We analyzed differences between the first (FB1), second (FB2), and third feedbacks (FB3). It is worth noting that for differences between FB1 and FB2, we use FB2–FB1 contrast instead of FB1–FB2. The same applies to differences between FB2 and FB3. Bayesian hypothesis testing via parameter estimation has a fundamental advantage: we can compare the hypothesis to the region of a posteriori most probable values for the parameters the hypothesis targets. We sought to match the sign in the limits of HDI with the ongoing signal activity from one feedback to the other (i.e., a negative sign for a decrease in activity and a positive sign after an enhancement). Hence, we consider a relationship positive when the activity has increased in relation to its reference: e.g., a positive relationship in the contrast FB2-FB1 would indicate an increase in the synchronization of FB2 compared to FB1, whereas a negative relationship would be interpreted oppositely.

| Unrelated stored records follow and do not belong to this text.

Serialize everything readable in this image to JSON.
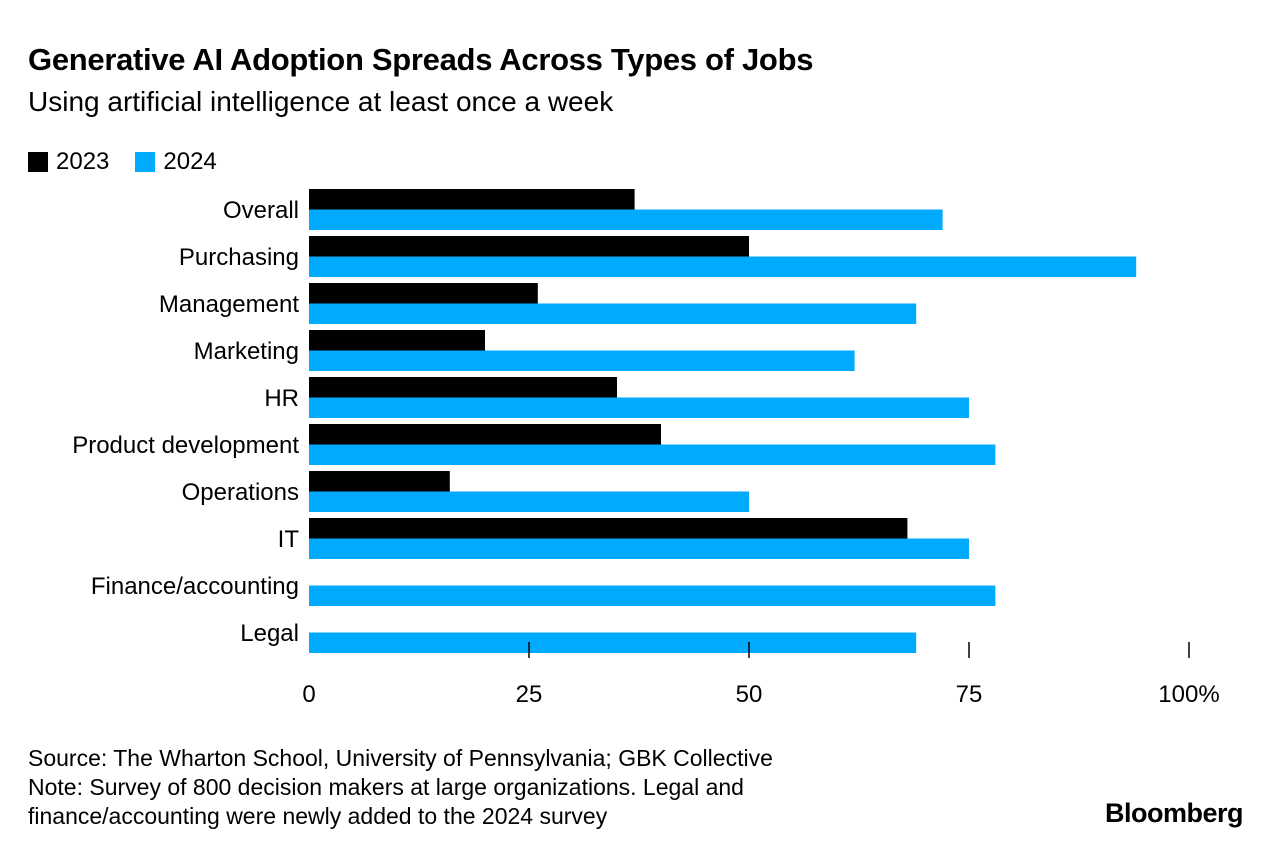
{
  "chart_data": {
    "type": "bar",
    "orientation": "horizontal",
    "title": "Generative AI Adoption Spreads Across Types of Jobs",
    "subtitle": "Using artificial intelligence at least once a week",
    "categories": [
      "Overall",
      "Purchasing",
      "Management",
      "Marketing",
      "HR",
      "Product development",
      "Operations",
      "IT",
      "Finance/accounting",
      "Legal"
    ],
    "series": [
      {
        "name": "2023",
        "color": "#000000",
        "values": [
          37,
          50,
          26,
          20,
          35,
          40,
          16,
          68,
          null,
          null
        ]
      },
      {
        "name": "2024",
        "color": "#00aaff",
        "values": [
          72,
          94,
          69,
          62,
          75,
          78,
          50,
          75,
          78,
          69
        ]
      }
    ],
    "xlim": [
      0,
      100
    ],
    "xticks": [
      0,
      25,
      50,
      75,
      100
    ],
    "xtick_labels": [
      "0",
      "25",
      "50",
      "75",
      "100%"
    ],
    "xlabel": "",
    "ylabel": "",
    "legend_position": "top-left",
    "grid": false
  },
  "footer": {
    "source": "Source: The Wharton School, University of Pennsylvania; GBK Collective",
    "note_line1": "Note: Survey of 800 decision makers at large organizations. Legal and",
    "note_line2": "finance/accounting were newly added to the 2024 survey"
  },
  "brand": "Bloomberg"
}
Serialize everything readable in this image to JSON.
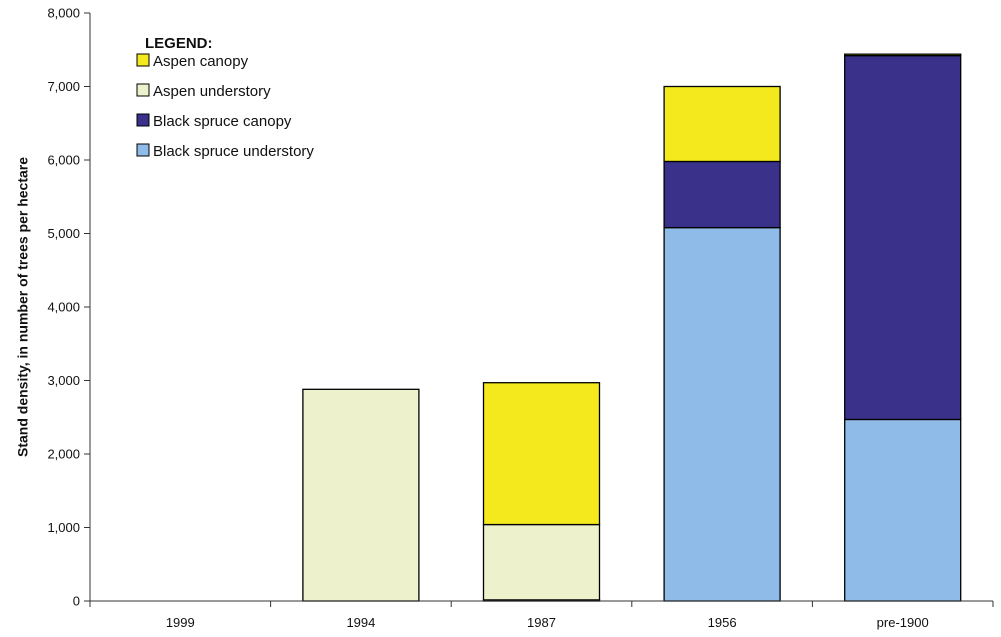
{
  "chart_data": {
    "type": "bar",
    "stacked": true,
    "title": "",
    "xlabel": "",
    "ylabel": "Stand density, in number of trees per hectare",
    "ylim": [
      0,
      8000
    ],
    "ytick_step": 1000,
    "ytick_labels": [
      "0",
      "1,000",
      "2,000",
      "3,000",
      "4,000",
      "5,000",
      "6,000",
      "7,000",
      "8,000"
    ],
    "categories": [
      "1999",
      "1994",
      "1987",
      "1956",
      "pre-1900"
    ],
    "series": [
      {
        "name": "Black spruce understory",
        "color": "#8fbbe8",
        "values": [
          0,
          0,
          15,
          5080,
          2470
        ]
      },
      {
        "name": "Black spruce canopy",
        "color": "#39318a",
        "values": [
          0,
          0,
          0,
          900,
          4950
        ]
      },
      {
        "name": "Aspen understory",
        "color": "#eef2cc",
        "values": [
          0,
          2880,
          1025,
          0,
          0
        ]
      },
      {
        "name": "Aspen canopy",
        "color": "#f3e91c",
        "values": [
          0,
          0,
          1930,
          1020,
          20
        ]
      }
    ],
    "legend": {
      "title": "LEGEND:",
      "position": "top-left",
      "order": [
        "Aspen canopy",
        "Aspen understory",
        "Black spruce canopy",
        "Black spruce understory"
      ]
    },
    "grid": false
  }
}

Reinforcement learning analysis

In order to determine the expectancies of peers’ adjustment based on previous trials, we used a reinforcement learning (RL) algorithm77 to fit three different models, each considering a different reward (\(r\)) calculation to guide learning. At each time (\(t\)), the algorithm updated the subsequent \(Q\) value using a simple Rescorla-Wagner78 learning rule where the value of the option (\(k\)) updates in response to \(r\):

$${Q}_{t+1}^{k}={Q}_{t}^{k}+\alpha \times [{r}_{t}-{Q}_{t}^{k}]$$

In the model fit, the Q function was updated by the outcome (decision to cooperate or not by the peer, see below), but represented a state where the agent acts. With the intention of keeping the state representation simple, we used a dichotomous label per choice throughout the three models.

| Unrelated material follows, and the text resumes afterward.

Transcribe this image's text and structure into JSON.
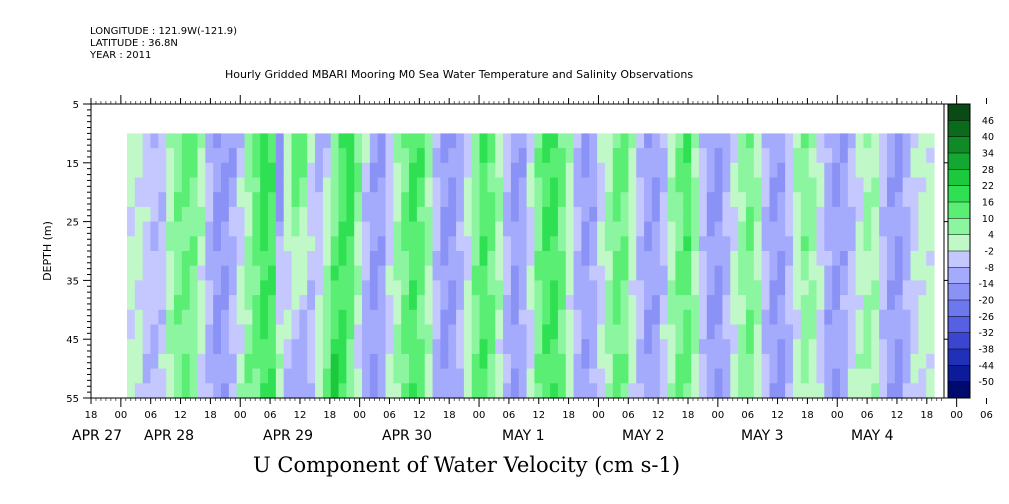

In the first model, we considered a choice as convergent (\(r\) = 1) if the participant maintained their response and it was the same as their peers, or if the participant decided to change their response in pursuit of convergence with their partner for diverging responses; and a non-convergent (\(r\) = -1) choice otherwise. This model focuses on the pursuit of convergence and rewards when agents’ action seeks convergence.

In the second model, we assessed the participants' level of adjustment or change, assuming that reward was associated with a greater degree of adjustment while penalizing uncooperative or less adjusting behavior. Therefore, if the analyzed participant had changed more than their partner, the behavior was rewarded (\(r\) = 1); if the user changed less than their partner, the model penalized the behavior (\(r\) = -1); if the two participants did not change, reward was set to 0 (\(r\) = 0).

In the third and last model, the degree of convergence at every repetition defined the reward. Therefore, a decrease in convergence in the dyad was penalized (\(r\) = − 1), and an increase in convergence was rewarded (\(r\) = 1). In addition, if convergence in the following feedback was the same because the convergence was maximal (equal number in the two participants) reward was also maximum (\(r\) = 1); and if the convergence was the same but not maximal, the reward was set to 0 (\(r\) = 0).

For all values, the learning rate (\(\alpha )\) and the temperature (\(r\)) were calculated via non-linear optimization (using fmincon function in MATLAB) per participant. τ controls the level of stochasticity, being τ = 0 completely random and τ = ∞ a totally deterministic choice. This parameter is used in the Softmax (\(S\)) choice rule, which converts values into action probabilities. Importantly, we decided to upper bound it to 2 (0 < τ ≤ 2) to maintain the monotonic relationship between \(\alpha\) and τ as suggested in Zhang et al.79.

$${S}_{t}^{k}=\frac{{}^{\uptau {Q}_{t}^{k}}}{{\sum }_{i=1}^{k}{}^{\uptau {Q}_{t}^{i}}}$$

For the correlations with phase coherence, RL parameters were assessed in relation to the signal with the feedback repetition in interaction with the prediction error (\({FB}_{rep}\times PE\)). For model comparison, we used the Bayes Information Criterion (\(BIC\)), as suggested by Wilson and Collins80, using the following equation:

$$BIC=-2log\widehat{LL}+{k}_{m}log(T)$$

Here, \(\widehat{LL}\) refers to the log-likelihood value at the best parameter fitting, \({k}_{m}\) is the number of parameters in the model (\(m\)) for the individual and \(T\) is the number of trials.